Entscheidungsstichwort (Thema)
Vorlage zur Vorabentscheidung. Schutz natürlicher Personen bei der Verarbeitung personenbezogener Daten. Aufgaben der Aufsichtsbehörde. Abhilfemaßnahmen. Geldbuße. Ermessen der Aufsichtsbehörde.

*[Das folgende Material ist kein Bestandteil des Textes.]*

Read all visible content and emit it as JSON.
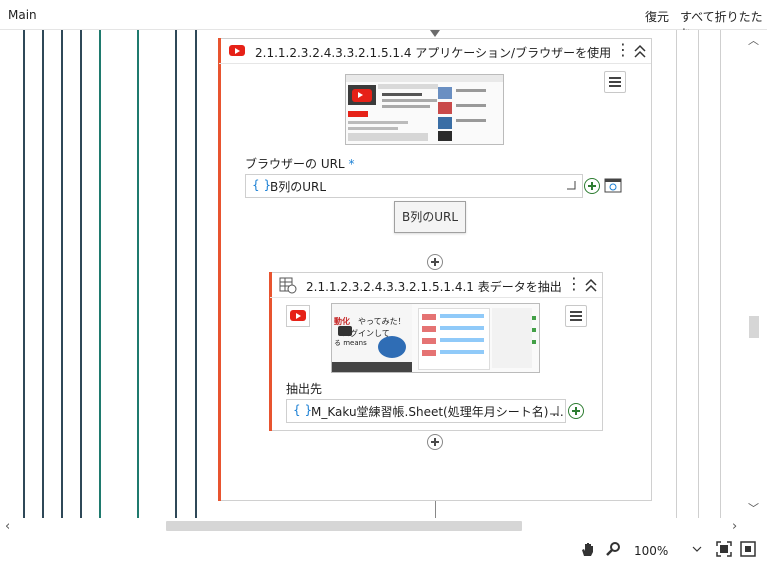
{
  "topbar": {
    "title": "Main",
    "restore_label": "復元",
    "collapse_all_label": "すべて折りたたむ"
  },
  "outer_activity": {
    "title": "2.1.1.2.3.2.4.3.3.2.1.5.1.4 アプリケーション/ブラウザーを使用",
    "browser_url_label": "ブラウザーの URL",
    "required_mark": "*",
    "url_value": "B列のURL",
    "tooltip": "B列のURL"
  },
  "inner_activity": {
    "title": "2.1.1.2.3.2.4.3.3.2.1.5.1.4.1 表データを抽出",
    "target_label": "抽出先",
    "target_value": "M_Kaku堂練習帳.Sheet(処理年月シート名) ...",
    "thumb_text_1": "動化",
    "thumb_text_2": "やってみた！",
    "thumb_text_3": "ログインして",
    "thumb_text_4": "る means"
  },
  "zoom": {
    "value": "100%"
  },
  "colors": {
    "accent": "#e8542f",
    "youtube_red": "#e62117",
    "brace_blue": "#1a7fd4",
    "lane_dark": "#2f4858",
    "lane_teal": "#1f7a6e"
  }
}
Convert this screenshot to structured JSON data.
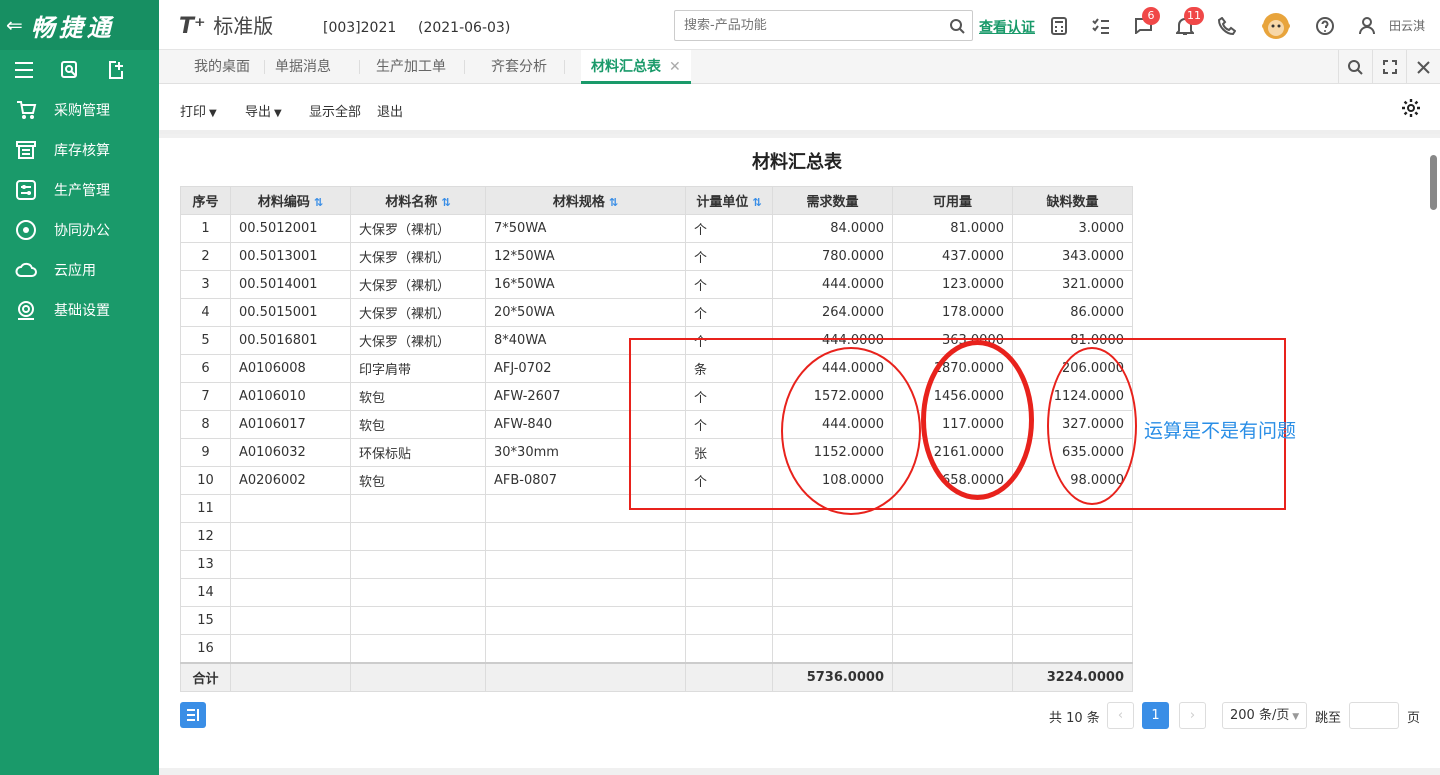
{
  "sidebar": {
    "logo": "畅捷通",
    "items": [
      {
        "label": "采购管理",
        "icon": "cart-icon"
      },
      {
        "label": "库存核算",
        "icon": "warehouse-icon"
      },
      {
        "label": "生产管理",
        "icon": "sliders-icon"
      },
      {
        "label": "协同办公",
        "icon": "signal-icon"
      },
      {
        "label": "云应用",
        "icon": "cloud-icon"
      },
      {
        "label": "基础设置",
        "icon": "settings-icon"
      }
    ]
  },
  "header": {
    "brand": "T⁺",
    "brand_sub": "标准版",
    "account": "[003]2021",
    "date": "(2021-06-03)",
    "search_placeholder": "搜索-产品功能",
    "verify": "查看认证",
    "messages_badge": "6",
    "notify_badge": "11",
    "user": "田云淇"
  },
  "tabs": [
    {
      "label": "我的桌面"
    },
    {
      "label": "单据消息"
    },
    {
      "label": "生产加工单"
    },
    {
      "label": "齐套分析"
    },
    {
      "label": "材料汇总表"
    }
  ],
  "toolbar": {
    "print": "打印",
    "export": "导出",
    "show_all": "显示全部",
    "exit": "退出"
  },
  "report": {
    "title": "材料汇总表",
    "columns": [
      "序号",
      "材料编码",
      "材料名称",
      "材料规格",
      "计量单位",
      "需求数量",
      "可用量",
      "缺料数量"
    ],
    "rows": [
      [
        "1",
        "00.5012001",
        "大保罗（裸机）",
        "7*50WA",
        "个",
        "84.0000",
        "81.0000",
        "3.0000"
      ],
      [
        "2",
        "00.5013001",
        "大保罗（裸机）",
        "12*50WA",
        "个",
        "780.0000",
        "437.0000",
        "343.0000"
      ],
      [
        "3",
        "00.5014001",
        "大保罗（裸机）",
        "16*50WA",
        "个",
        "444.0000",
        "123.0000",
        "321.0000"
      ],
      [
        "4",
        "00.5015001",
        "大保罗（裸机）",
        "20*50WA",
        "个",
        "264.0000",
        "178.0000",
        "86.0000"
      ],
      [
        "5",
        "00.5016801",
        "大保罗（裸机）",
        "8*40WA",
        "个",
        "444.0000",
        "363.0000",
        "81.0000"
      ],
      [
        "6",
        "A0106008",
        "印字肩带",
        "AFJ-0702",
        "条",
        "444.0000",
        "1870.0000",
        "206.0000"
      ],
      [
        "7",
        "A0106010",
        "软包",
        "AFW-2607",
        "个",
        "1572.0000",
        "1456.0000",
        "1124.0000"
      ],
      [
        "8",
        "A0106017",
        "软包",
        "AFW-840",
        "个",
        "444.0000",
        "117.0000",
        "327.0000"
      ],
      [
        "9",
        "A0106032",
        "环保标贴",
        "30*30mm",
        "张",
        "1152.0000",
        "2161.0000",
        "635.0000"
      ],
      [
        "10",
        "A0206002",
        "软包",
        "AFB-0807",
        "个",
        "108.0000",
        "658.0000",
        "98.0000"
      ],
      [
        "11",
        "",
        "",
        "",
        "",
        "",
        "",
        ""
      ],
      [
        "12",
        "",
        "",
        "",
        "",
        "",
        "",
        ""
      ],
      [
        "13",
        "",
        "",
        "",
        "",
        "",
        "",
        ""
      ],
      [
        "14",
        "",
        "",
        "",
        "",
        "",
        "",
        ""
      ],
      [
        "15",
        "",
        "",
        "",
        "",
        "",
        "",
        ""
      ],
      [
        "16",
        "",
        "",
        "",
        "",
        "",
        "",
        ""
      ]
    ],
    "total": {
      "label": "合计",
      "demand": "5736.0000",
      "shortage": "3224.0000"
    }
  },
  "annotation": "运算是不是有问题",
  "pagination": {
    "total": "共 10 条",
    "page": "1",
    "page_size": "200 条/页",
    "jump_label": "跳至",
    "page_suffix": "页"
  },
  "colors": {
    "brand": "#1a9a6a",
    "primary": "#3a8ee6",
    "annotation": "#e8221c"
  }
}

Grenzen
Normenkette
EUVO 679/2016 Art. 57 Abs. 1 Buchst. a, f., Art. 58 Abs. 2
Beteiligte
Land Hessen (Obligation d’agir de l’autorité de protection des données) |
Tenor
Art. 57 Abs. 1 Buchst. a und f, Art. 58 Abs. 2 sowie Art. 77 Abs. 1 der Verordnung (EU) 2016/679 des Europäischen Parlaments und des Rates vom 27. April 2016 zum Schutz natürlicher Personen bei der Verarbeitung personenbezogener Daten, zum freien Datenverkehr und zur Aufhebung der Richtlinie 95/46/EG (Datenschutz-Grundverordnung)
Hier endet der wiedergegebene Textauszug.